First, all domain architecture comparison methods are substantially restricted by the limitations of domain detection. In our dataset, 12.7% of sequences do not have domain annotations, resulting in low ROC-100k scores for many families. This explains why single domain families, such as Tbox, which have identical domain architectures, do not achieve perfect ROC-100k scores, contrary to expectations. An additional shortcoming is that domain architecture comparison methods do not capture information in linker sequences or sequence variation within a domain family. Therefore, domain architecture comparison tends to assign the same score to pairs that actually differ in sequence divergence. This explains the long plateaus in the ROC curve for DAC in Figure 7.

A particularly challenging problem for domain architecture comparison is how to effectively distinguish domains that proliferated through gene duplication from promiscuous domains that proliferated through domain shuffling.
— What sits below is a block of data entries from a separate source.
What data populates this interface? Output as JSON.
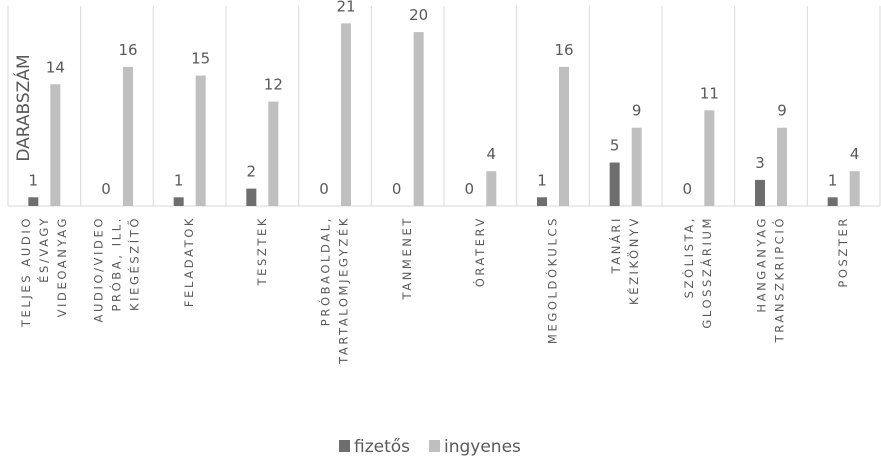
{
  "chart_data": {
    "type": "bar",
    "ylabel": "DARABSZÁM",
    "ylim": [
      0,
      23
    ],
    "grid": false,
    "legend_position": "bottom",
    "categories": [
      [
        "TELJES AUDIO",
        "ÉS/VAGY",
        "VIDEOANYAG"
      ],
      [
        "AUDIO/VIDEO",
        "PRÓBA, ILL.",
        "KIEGÉSZÍTŐ"
      ],
      [
        "FELADATOK"
      ],
      [
        "TESZTEK"
      ],
      [
        "PRÓBAOLDAL,",
        "TARTALOMJEGYZÉK"
      ],
      [
        "TANMENET"
      ],
      [
        "ÓRATERV"
      ],
      [
        "MEGOLDÓKULCS"
      ],
      [
        "TANÁRI",
        "KÉZIKÖNYV"
      ],
      [
        "SZÓLISTA,",
        "GLOSSZÁRIUM"
      ],
      [
        "HANGANYAG",
        "TRANSZKRIPCIÓ"
      ],
      [
        "POSZTER"
      ]
    ],
    "series": [
      {
        "name": "fizetős",
        "color": "#6e6e6e",
        "values": [
          1,
          0,
          1,
          2,
          0,
          0,
          0,
          1,
          5,
          0,
          3,
          1
        ]
      },
      {
        "name": "ingyenes",
        "color": "#bfbfbf",
        "values": [
          14,
          16,
          15,
          12,
          21,
          20,
          4,
          16,
          9,
          11,
          9,
          4
        ]
      }
    ]
  }
}
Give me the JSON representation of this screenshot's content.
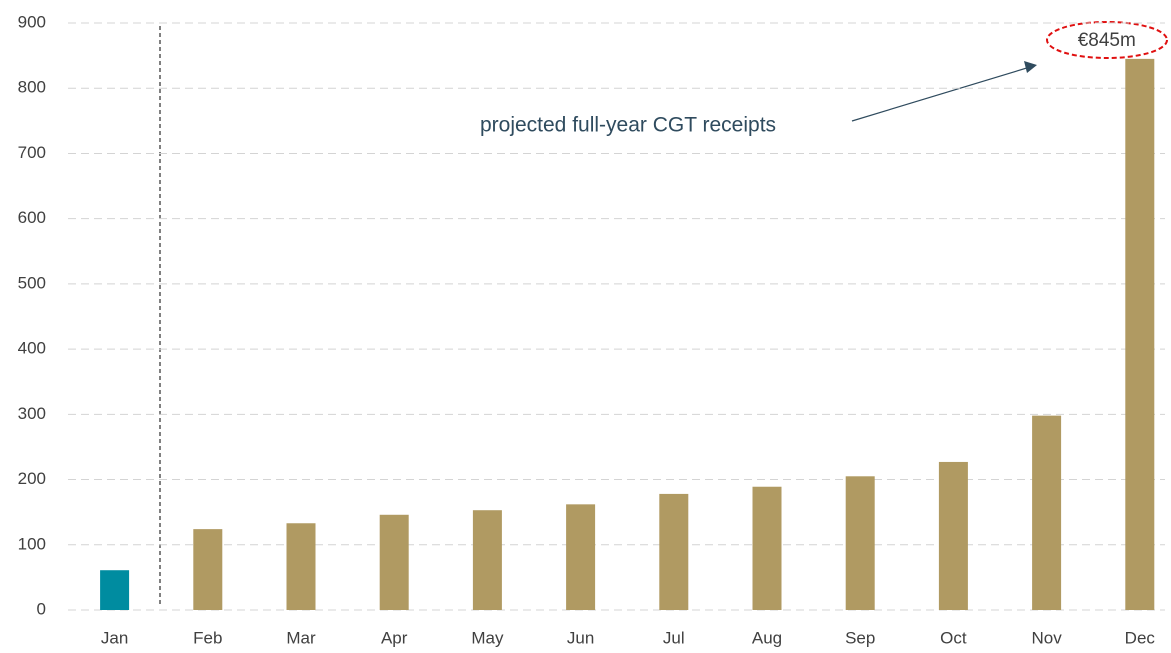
{
  "chart_data": {
    "type": "bar",
    "categories": [
      "Jan",
      "Feb",
      "Mar",
      "Apr",
      "May",
      "Jun",
      "Jul",
      "Aug",
      "Sep",
      "Oct",
      "Nov",
      "Dec"
    ],
    "values": [
      61,
      124,
      133,
      146,
      153,
      162,
      178,
      189,
      205,
      227,
      298,
      845
    ],
    "value_labels": [
      null,
      null,
      null,
      null,
      null,
      null,
      null,
      null,
      null,
      null,
      null,
      "€845m"
    ],
    "colors": [
      "#008ca0",
      "#b09a62",
      "#b09a62",
      "#b09a62",
      "#b09a62",
      "#b09a62",
      "#b09a62",
      "#b09a62",
      "#b09a62",
      "#b09a62",
      "#b09a62",
      "#b09a62"
    ],
    "ylim": [
      0,
      900
    ],
    "yticks": [
      0,
      100,
      200,
      300,
      400,
      500,
      600,
      700,
      800,
      900
    ],
    "grid": true,
    "annotation": "projected full-year CGT receipts"
  }
}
The number of domain partners, used here, is a typical measure of promiscuity, based on the assumption that this measure reflects the frequency of domain insertion [48]. This measure of promiscuity will inappropriately down-weight a domain that characterizes a family, if the domain happens to be the target of insertions of many other domains. Consider, for example, a sequence with a single domain A that sustains repeated duplication, followed by insertion of different domains into the resulting copies, yielding AB, AC, AD, and so on. Domain A will have a high promiscuity score, although it is never inserted into new contexts. As a concrete example, the Pkinase domain partners with more than 100 different domains. However, the resulting high promiscuity score may be inappropriate since Pkinase lacks many of the other characteristics of promiscuous domains, such as small size and 1-1 phase [17], and is important in defining the Kinase family. This explains why domain architecture comparison performs poorly on the Kinase family.

Alignment Coverage

To assess the effectiveness of alignment coverage in eliminating domain-only matches, we compared ROC-100k scores for sequence similarity alone and combined with alignment coverage (α, see Methods). We considered three alignment coverage thresholds, α≥0.3, α≥0.6, and α≥0.8, that span the range of length cutoffs used in the literature (e.g. [32],[34]). The results (Table 4) show that the addition of an alignment coverage criterion does not improve the performance of sequence similarity. For example, a cutoff of α≥0.3 reduces the ROC-100k score by 25% in the ALL dataset and 23% in the ALL-Kin dataset. When families are considered individually, a cutoff of α≥0.3 decreases the ROC-100k score by at least 10% in one-third of the families. Increasing the cutoff to α≥0.6 or α≥0.8 does not increase performance in any family. Note that although the ROC-100k score for KIR when α≥0.6 is higher than the score for sequence similarity alone, this difference is not significant (p = 0.69).